While the voluntary and compliance renewable energy markets generally operate separately, they can be complementary in providing multiple revenue streams that operate on different timetables for project developers. Renewable Portfolio Standards (RPS) targets generally increase incrementally over time, and renewable energy projects are often constructed in large increments to take advantage of economies of scale; therefore, available renewable generation may exceed current RPS requirements. Voluntary markets can help provide an alternative market for the output of excess renewable energy capacity, which can be beneficial for project developers.
REC arbitrage also reduces the cost of RPS compliance by allowing renewable energy to be generated where it makes the most economic sense, allowing greater geographic reach than a given electric delivery system provides and helping to reduce the need for new transmission and distribution. The flexibility RECs provide to meet RPS mandates translates into more renewable deployment. Unbundled RECs can be banked for months or longer, varying by market.Availability
While certain renewable purchasing options are limited to certain customer segments, unbundled RECs are available to more than half of electricity consumers.

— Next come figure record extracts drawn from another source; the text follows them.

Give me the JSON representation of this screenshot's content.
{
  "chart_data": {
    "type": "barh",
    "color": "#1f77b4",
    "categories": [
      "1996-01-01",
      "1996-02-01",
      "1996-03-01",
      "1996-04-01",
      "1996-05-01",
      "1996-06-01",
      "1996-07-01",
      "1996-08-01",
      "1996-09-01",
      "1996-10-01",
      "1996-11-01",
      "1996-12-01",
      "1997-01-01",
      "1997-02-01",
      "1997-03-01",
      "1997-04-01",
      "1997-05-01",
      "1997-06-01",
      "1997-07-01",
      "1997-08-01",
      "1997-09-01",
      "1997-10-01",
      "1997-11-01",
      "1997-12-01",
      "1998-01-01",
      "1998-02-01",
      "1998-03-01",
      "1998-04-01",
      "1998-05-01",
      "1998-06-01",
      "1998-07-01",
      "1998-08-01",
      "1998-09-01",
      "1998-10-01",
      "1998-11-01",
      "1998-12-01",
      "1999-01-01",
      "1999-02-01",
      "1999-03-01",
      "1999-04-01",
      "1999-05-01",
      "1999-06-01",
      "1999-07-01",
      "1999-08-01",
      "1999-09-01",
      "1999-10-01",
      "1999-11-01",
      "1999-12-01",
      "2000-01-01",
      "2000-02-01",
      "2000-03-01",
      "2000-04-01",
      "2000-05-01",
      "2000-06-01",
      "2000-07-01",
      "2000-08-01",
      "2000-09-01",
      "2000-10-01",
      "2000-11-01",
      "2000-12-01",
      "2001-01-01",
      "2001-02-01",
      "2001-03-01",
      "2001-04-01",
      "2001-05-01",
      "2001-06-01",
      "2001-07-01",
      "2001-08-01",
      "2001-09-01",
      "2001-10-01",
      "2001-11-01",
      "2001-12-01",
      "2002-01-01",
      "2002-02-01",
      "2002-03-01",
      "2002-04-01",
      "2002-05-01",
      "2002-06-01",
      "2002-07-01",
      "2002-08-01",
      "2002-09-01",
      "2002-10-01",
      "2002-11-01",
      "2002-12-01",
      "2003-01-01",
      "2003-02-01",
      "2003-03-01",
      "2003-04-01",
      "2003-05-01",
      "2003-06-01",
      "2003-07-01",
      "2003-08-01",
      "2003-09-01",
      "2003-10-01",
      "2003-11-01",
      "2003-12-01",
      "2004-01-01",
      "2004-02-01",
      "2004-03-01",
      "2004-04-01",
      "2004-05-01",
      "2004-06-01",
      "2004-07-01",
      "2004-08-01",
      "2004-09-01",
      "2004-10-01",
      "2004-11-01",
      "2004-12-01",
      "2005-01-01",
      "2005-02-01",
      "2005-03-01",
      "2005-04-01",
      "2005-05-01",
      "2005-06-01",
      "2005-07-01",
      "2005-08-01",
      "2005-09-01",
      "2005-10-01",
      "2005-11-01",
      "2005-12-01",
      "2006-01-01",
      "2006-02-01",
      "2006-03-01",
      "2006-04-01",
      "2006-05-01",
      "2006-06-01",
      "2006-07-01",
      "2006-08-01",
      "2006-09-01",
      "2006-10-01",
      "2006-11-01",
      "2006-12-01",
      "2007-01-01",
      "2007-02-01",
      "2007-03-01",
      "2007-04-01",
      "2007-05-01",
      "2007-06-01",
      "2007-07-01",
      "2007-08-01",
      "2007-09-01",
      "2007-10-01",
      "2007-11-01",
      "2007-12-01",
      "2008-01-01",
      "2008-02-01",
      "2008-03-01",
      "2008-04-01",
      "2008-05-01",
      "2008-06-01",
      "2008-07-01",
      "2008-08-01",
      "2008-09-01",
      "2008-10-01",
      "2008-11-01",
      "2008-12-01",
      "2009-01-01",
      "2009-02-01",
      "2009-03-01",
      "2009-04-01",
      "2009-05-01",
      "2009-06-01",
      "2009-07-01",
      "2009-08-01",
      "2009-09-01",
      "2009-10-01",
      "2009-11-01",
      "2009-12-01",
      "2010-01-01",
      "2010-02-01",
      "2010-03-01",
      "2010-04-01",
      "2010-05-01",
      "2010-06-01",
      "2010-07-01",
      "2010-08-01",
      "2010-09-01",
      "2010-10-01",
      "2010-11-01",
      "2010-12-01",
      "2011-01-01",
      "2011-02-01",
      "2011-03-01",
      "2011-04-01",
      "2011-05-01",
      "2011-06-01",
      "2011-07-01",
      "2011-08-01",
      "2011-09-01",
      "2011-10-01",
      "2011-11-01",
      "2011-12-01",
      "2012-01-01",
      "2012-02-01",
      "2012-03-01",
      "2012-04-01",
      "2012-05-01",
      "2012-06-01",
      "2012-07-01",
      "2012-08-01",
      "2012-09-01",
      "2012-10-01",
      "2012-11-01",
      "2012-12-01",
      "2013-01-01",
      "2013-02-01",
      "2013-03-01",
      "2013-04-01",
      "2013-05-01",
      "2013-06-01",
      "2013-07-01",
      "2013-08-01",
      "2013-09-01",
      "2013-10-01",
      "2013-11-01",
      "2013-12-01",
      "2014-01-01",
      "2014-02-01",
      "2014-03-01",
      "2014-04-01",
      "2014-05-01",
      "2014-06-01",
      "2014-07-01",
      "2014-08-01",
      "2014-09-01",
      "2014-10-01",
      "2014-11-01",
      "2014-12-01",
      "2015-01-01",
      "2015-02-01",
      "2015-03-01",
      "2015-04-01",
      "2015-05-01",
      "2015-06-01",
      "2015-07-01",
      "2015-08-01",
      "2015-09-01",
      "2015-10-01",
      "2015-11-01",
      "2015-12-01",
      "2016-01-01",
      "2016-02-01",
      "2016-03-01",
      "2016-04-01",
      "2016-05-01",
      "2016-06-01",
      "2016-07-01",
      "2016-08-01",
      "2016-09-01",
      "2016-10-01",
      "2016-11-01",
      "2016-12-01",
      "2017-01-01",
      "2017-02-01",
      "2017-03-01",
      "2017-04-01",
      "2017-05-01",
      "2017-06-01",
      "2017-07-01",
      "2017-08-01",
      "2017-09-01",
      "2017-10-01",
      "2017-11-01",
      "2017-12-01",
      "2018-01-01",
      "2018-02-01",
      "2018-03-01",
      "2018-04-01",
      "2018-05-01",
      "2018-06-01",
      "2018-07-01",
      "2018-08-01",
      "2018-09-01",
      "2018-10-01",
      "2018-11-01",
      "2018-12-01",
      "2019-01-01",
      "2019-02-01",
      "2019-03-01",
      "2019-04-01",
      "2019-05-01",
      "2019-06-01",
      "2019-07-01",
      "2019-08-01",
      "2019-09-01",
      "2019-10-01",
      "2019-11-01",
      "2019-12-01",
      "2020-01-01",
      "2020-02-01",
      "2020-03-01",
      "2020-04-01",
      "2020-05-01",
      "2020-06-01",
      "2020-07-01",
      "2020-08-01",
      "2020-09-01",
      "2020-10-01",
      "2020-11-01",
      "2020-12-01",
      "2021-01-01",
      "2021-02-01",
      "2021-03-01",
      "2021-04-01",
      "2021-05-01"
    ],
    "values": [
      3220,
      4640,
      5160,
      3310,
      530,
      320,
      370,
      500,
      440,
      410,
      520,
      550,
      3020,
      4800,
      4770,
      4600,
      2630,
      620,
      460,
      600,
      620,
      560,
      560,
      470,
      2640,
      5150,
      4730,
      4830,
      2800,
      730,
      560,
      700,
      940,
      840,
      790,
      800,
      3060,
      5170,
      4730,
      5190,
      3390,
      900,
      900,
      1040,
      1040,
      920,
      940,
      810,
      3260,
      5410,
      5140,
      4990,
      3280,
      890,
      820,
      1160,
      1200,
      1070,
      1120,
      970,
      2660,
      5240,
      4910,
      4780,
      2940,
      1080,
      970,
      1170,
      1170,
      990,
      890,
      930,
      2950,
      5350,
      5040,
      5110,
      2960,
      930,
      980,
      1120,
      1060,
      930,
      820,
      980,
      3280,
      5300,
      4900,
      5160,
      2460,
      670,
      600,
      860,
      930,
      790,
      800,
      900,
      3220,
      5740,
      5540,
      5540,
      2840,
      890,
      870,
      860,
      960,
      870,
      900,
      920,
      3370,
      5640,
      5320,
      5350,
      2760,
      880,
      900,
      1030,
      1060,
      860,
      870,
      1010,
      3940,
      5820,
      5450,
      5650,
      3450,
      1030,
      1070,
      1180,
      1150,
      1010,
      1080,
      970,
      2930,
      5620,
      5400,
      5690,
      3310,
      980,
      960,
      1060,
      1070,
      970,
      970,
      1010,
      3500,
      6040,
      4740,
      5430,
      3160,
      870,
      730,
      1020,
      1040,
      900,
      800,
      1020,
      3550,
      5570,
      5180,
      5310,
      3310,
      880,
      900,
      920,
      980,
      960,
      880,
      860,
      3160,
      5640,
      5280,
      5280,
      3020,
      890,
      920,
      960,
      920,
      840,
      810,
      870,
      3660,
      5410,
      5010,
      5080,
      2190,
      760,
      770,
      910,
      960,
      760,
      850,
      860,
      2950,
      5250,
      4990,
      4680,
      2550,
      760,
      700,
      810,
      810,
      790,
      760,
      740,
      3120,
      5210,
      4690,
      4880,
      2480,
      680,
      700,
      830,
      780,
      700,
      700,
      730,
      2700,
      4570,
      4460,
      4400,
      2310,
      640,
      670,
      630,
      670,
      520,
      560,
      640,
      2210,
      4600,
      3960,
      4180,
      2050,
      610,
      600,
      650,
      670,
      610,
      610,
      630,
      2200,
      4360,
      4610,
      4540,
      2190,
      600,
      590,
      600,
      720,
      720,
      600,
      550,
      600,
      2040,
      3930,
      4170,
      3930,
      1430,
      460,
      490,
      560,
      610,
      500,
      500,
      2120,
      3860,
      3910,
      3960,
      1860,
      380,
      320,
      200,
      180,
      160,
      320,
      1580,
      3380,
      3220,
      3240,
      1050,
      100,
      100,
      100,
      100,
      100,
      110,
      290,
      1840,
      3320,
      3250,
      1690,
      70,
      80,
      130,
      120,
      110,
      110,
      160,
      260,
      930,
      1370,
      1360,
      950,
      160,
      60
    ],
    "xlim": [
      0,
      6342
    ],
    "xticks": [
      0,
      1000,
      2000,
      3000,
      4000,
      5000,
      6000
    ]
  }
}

According to the Environmental Protection Agency (EPA), unbundled RECs are the only purchasing vehicle that are available to more than half of electricity consumers. In fact, 22% of total U.S. non-residential consumers do not have access to any green power supply option other than unbundled RECs. Given their lower barrier to entry, unbundled RECs are the primary way for many entities to claim the environmental attributes represented by renewable electricity. PPAs and vPPAs are limited to certain customer segments, and depend on an organization’s electricity load requirements, creditworthiness, internal risk policies on the tenure of the supply deals, and internal capabilities to enter into these agreements. Unbundled RECs, therefore, can be an equitable option to promote access to renewable energy across underserved customer segments.
RECs play a crucial role in the renewable energy landscape, serving as essential instruments for verifying and substantiating claims of renewable electricity use. They drive the development of emissions-free renewable resources by providing critical financial support for projects. As an accessible and equitable option for a significant portion of electricity consumers, RECs are a key tool in promoting widespread access to the environmental benefits of renewable energy.